A. For issues specific to Cygwin’s OpenMPI, go to Windows Settings - Network and Internet - Change Adapter Options and disable the network adapter you are not using. Also, OpenMX recommends that you use OpenMP on the local machine.

12.12.14. Q. How do you set up the type of functionalities in Quantum ESPRESSO?

A. In Quantum ESPRESSO, since a pseudopotential file is created for each function, the function is basically determined when the pseudopotential file is selected. Some functions (e.g., HSE, vdw functions) select the pseudopotential file created by the base function (e.g., PBE in the case of HSE) and then use the input_dft keyword to override the function’s settings.

12.13. Addons

12.13.1. Q. When calculating the Hansen solubility parameter of a polymer using the solubility parameter calculation module, the output value changes depending on how the repeating structure (monomer) of the polymer is taken.

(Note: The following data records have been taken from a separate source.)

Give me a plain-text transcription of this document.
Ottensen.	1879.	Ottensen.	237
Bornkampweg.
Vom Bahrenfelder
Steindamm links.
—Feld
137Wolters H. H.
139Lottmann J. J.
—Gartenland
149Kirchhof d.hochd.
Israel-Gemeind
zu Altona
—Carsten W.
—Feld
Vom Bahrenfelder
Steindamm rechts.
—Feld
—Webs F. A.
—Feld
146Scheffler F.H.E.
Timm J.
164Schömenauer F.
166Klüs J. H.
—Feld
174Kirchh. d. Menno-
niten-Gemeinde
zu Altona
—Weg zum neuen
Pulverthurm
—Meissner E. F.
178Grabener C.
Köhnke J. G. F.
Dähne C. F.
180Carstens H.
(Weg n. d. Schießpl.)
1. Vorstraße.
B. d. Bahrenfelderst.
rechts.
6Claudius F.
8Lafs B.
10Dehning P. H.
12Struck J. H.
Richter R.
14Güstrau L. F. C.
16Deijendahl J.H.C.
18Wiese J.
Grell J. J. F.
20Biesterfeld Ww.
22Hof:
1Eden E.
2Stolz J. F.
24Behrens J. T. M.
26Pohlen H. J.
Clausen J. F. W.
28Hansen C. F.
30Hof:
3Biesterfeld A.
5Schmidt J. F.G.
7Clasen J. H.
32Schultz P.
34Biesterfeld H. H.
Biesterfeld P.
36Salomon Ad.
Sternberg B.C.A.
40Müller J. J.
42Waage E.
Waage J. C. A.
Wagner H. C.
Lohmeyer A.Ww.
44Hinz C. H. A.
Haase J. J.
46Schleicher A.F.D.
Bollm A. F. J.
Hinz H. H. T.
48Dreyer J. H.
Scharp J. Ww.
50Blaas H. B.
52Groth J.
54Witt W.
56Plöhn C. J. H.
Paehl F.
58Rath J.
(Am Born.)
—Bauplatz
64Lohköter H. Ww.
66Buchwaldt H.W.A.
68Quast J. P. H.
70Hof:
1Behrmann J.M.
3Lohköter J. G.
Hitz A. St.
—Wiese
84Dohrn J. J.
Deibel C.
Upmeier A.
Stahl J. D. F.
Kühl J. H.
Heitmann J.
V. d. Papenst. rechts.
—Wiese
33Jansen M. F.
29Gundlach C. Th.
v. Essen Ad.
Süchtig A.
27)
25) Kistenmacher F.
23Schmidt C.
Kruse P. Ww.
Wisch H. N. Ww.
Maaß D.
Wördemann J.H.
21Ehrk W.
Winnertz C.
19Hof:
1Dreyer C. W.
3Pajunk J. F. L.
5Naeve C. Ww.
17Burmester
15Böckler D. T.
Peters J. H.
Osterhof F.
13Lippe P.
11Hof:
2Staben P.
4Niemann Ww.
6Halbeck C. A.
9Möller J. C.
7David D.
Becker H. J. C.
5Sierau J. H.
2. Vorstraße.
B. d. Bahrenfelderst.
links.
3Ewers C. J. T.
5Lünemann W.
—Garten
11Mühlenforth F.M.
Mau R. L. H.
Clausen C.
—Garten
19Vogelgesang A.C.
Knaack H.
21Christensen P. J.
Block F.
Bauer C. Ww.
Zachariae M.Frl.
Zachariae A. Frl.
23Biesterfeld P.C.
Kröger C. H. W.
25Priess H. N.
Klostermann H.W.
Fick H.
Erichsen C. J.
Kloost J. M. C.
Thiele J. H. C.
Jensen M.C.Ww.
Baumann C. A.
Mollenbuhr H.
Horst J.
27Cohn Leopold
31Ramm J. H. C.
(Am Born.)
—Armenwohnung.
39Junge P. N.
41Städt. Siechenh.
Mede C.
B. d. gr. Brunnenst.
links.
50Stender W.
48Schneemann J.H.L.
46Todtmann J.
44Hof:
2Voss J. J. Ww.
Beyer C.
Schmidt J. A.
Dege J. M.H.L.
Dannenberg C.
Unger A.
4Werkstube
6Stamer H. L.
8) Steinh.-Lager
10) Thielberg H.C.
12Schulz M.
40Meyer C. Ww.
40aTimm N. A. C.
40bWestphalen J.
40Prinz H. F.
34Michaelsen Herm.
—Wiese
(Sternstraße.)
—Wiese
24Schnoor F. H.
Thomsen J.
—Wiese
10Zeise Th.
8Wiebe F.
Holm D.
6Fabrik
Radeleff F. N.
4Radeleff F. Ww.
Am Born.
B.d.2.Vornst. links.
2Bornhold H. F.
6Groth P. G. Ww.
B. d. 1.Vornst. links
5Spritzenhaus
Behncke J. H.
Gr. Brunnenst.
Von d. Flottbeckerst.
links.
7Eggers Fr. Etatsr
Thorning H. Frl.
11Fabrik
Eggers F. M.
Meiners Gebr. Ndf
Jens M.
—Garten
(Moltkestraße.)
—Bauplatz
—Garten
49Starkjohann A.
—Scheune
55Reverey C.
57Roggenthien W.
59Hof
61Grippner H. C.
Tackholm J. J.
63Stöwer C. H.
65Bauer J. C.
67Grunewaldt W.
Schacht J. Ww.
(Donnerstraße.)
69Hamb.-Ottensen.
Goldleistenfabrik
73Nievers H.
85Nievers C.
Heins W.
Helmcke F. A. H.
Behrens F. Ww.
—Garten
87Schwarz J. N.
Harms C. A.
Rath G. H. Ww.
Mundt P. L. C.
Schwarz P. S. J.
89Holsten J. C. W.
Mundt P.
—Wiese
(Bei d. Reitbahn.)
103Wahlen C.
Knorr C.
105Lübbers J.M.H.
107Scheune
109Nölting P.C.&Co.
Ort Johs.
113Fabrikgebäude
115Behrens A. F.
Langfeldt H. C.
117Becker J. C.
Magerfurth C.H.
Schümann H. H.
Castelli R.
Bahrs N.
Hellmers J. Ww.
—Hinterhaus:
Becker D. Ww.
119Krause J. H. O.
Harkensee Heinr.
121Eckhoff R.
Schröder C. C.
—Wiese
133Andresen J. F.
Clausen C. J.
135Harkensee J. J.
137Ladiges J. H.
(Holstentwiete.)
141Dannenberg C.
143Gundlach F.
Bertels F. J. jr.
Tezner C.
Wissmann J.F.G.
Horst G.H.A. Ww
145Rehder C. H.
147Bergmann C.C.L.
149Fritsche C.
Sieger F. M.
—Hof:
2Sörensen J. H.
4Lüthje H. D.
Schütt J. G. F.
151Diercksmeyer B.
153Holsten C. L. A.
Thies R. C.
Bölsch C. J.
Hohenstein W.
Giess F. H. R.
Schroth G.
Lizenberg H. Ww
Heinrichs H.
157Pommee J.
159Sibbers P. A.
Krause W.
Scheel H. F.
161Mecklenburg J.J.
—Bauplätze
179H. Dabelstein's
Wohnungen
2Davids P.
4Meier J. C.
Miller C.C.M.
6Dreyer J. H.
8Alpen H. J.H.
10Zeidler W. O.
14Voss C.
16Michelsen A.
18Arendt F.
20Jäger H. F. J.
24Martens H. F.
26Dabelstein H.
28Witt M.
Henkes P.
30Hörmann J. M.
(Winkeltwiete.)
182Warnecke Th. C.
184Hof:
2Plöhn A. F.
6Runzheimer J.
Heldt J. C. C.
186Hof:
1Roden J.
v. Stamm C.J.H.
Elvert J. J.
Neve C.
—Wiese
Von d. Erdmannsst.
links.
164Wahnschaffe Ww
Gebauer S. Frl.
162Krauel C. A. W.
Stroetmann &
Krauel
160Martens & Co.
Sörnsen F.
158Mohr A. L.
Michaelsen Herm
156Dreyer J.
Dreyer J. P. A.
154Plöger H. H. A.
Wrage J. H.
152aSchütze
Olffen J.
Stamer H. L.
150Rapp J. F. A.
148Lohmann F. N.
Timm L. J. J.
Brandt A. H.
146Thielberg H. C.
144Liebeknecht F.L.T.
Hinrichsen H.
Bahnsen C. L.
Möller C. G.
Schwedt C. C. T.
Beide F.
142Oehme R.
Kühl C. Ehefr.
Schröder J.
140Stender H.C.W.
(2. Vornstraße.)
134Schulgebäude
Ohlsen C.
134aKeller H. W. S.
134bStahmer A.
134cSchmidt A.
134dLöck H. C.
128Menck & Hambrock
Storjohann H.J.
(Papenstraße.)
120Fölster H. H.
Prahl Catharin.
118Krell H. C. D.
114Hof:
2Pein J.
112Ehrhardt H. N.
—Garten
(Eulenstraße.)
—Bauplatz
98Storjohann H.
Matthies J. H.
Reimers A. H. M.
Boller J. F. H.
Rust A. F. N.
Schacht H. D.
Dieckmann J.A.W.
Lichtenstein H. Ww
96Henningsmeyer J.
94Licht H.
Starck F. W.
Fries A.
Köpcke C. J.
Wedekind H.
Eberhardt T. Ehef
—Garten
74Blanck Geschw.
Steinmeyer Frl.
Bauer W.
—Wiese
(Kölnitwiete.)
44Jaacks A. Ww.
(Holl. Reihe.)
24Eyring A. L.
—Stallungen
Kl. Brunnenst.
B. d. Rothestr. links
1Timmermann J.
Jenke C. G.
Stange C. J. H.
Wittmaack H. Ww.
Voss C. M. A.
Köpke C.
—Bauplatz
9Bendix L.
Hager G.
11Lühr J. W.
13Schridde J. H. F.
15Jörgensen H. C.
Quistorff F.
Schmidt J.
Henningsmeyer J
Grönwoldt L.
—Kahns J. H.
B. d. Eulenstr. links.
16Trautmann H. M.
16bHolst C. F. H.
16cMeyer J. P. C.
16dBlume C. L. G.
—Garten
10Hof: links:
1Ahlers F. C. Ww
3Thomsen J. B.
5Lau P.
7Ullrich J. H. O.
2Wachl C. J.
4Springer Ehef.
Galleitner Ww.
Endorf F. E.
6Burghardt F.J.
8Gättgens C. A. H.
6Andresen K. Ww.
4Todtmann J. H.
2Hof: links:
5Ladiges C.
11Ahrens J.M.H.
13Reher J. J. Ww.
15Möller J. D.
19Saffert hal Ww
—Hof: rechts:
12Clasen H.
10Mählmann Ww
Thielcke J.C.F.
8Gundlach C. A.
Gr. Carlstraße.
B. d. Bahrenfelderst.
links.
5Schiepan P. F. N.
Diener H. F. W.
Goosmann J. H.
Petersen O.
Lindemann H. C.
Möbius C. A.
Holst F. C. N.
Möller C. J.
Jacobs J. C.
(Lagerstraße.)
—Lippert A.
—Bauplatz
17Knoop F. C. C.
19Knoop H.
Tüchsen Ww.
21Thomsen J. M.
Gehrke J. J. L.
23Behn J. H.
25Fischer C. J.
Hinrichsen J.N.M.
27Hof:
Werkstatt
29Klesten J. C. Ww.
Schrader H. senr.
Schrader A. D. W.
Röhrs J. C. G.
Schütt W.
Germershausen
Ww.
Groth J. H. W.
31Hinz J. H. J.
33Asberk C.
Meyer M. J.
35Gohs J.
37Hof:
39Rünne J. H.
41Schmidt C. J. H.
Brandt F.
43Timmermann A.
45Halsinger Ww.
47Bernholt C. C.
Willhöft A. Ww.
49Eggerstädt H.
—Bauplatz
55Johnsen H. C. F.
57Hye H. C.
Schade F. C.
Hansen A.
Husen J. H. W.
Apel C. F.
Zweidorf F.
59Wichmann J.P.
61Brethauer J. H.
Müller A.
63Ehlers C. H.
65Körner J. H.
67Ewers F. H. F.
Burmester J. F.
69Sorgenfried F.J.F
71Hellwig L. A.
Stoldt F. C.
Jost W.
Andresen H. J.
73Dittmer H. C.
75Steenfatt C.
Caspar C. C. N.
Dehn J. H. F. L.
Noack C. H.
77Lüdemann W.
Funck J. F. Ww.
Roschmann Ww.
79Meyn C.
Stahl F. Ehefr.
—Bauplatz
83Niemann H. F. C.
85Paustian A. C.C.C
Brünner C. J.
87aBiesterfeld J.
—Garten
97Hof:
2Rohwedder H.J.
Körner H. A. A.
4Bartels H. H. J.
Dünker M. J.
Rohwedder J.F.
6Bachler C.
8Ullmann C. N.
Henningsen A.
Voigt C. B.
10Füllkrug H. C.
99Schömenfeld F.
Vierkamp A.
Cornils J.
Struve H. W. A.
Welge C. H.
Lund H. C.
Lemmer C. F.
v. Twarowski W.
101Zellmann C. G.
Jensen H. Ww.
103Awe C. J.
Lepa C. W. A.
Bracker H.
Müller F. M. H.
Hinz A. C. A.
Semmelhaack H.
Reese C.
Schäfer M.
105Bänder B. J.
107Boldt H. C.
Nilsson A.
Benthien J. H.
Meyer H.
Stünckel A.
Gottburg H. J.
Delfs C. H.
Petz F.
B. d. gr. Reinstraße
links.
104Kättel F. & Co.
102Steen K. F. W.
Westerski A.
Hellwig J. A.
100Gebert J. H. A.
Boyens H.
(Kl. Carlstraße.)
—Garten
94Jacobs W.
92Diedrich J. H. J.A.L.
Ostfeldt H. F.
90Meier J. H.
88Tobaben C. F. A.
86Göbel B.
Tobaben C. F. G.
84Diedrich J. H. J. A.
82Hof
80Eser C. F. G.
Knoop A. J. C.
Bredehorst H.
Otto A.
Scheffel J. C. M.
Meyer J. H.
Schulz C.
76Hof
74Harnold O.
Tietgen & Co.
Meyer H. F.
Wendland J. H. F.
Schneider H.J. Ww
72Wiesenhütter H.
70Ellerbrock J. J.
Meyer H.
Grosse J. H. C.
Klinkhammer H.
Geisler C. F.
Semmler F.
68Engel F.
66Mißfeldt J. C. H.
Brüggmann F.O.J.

A. It is because of the group contribution algorithm implemented. When searching for an atomic group, the search is started from the largest atomic group. It is recommended that functional groups that seem to be important be included in the repeating unit.

12.13.2. Q. The value of the Hansen solubility parameter obtained using the solubility parameter calculation module is significantly different from the literature value.

A. The solubility parameter calculation module outputs Hansen solubility parameters using the group contribution method trained by the neural network using various literature values as learning data. Therefore, it does not return exactly the same value as the literature value. Please note that the unit of the solubility parameter differs depending on the literature.